From "The Coronavirus Crisis Reveals New York at Its Best and Worst/In a time of containment, the city searches for a way forward" by Adam Gopnik (in The New Yorker).

Here's "The Plague" by Albert Camus, in case you don't already have it and you want to read/reread it. I just put it in my Kindle (though I have read it twice, quite a while back, including that time in high school French class).

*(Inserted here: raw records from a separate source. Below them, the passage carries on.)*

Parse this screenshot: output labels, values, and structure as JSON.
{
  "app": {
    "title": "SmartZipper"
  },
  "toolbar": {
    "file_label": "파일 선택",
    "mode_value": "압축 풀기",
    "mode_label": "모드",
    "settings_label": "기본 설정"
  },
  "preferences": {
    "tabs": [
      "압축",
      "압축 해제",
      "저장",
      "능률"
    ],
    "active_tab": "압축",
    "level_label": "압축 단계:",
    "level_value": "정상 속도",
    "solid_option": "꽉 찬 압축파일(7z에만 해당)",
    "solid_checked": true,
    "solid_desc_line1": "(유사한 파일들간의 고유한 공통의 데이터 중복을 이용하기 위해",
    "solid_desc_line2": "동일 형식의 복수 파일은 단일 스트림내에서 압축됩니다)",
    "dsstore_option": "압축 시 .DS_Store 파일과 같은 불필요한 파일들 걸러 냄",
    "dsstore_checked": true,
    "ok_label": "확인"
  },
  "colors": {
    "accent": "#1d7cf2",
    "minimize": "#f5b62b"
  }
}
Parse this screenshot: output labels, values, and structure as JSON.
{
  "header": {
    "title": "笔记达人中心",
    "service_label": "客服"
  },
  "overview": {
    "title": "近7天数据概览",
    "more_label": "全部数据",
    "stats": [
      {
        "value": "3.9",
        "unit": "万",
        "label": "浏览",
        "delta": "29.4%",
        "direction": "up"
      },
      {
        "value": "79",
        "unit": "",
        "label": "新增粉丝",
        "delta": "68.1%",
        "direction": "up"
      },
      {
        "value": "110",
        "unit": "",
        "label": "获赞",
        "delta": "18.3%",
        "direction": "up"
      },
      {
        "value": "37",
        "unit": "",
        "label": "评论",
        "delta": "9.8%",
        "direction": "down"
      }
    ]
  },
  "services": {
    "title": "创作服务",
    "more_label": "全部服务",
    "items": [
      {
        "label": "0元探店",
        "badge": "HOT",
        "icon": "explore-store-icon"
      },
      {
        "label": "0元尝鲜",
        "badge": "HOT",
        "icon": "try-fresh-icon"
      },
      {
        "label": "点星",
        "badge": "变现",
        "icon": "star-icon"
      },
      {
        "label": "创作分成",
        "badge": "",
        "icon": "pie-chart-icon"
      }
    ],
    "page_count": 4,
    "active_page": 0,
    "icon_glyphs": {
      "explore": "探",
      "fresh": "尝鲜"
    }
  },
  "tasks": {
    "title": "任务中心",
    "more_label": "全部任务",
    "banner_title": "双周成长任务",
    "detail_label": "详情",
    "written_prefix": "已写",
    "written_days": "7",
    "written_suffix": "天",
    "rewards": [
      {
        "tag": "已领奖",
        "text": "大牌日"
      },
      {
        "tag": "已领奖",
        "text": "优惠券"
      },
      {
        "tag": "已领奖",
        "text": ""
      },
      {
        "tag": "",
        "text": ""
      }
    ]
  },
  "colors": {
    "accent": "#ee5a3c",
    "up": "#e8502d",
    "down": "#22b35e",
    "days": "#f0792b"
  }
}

And here's the Giacometti sculpture I'm 99% sure Gopnik had in mind:



It's "Piazza" (a familiar sight at the Guggenheim in NYC). And here's sculptor's explanation:
"In the street people astound and interest me more than any sculpture or painting. Every second the people stream together and go apart, then they approach each other to get closer to one another. They unceasingly form and re-form living compositions in unbelievable complexity.... It’s the totality of this life that I want to reproduce in everything I do...."
So Giacometti did not think his figures were — as Gopnik put it — "walking but never intersecting."  Giacometti saw the figures streaming together, then going apart, then approaching again. The artist was not — as Gopnik saw it — "see[ing] what cities aren’t." That is, the writer was seeing what the sculptor was not.

Giacometti was seeing what cities are — in times of plague and normal times — a living, moving, continual coming together and moving apart. We're in an apart phase, but we are together in our hearts, and we are keeping the city — the civilization — alive.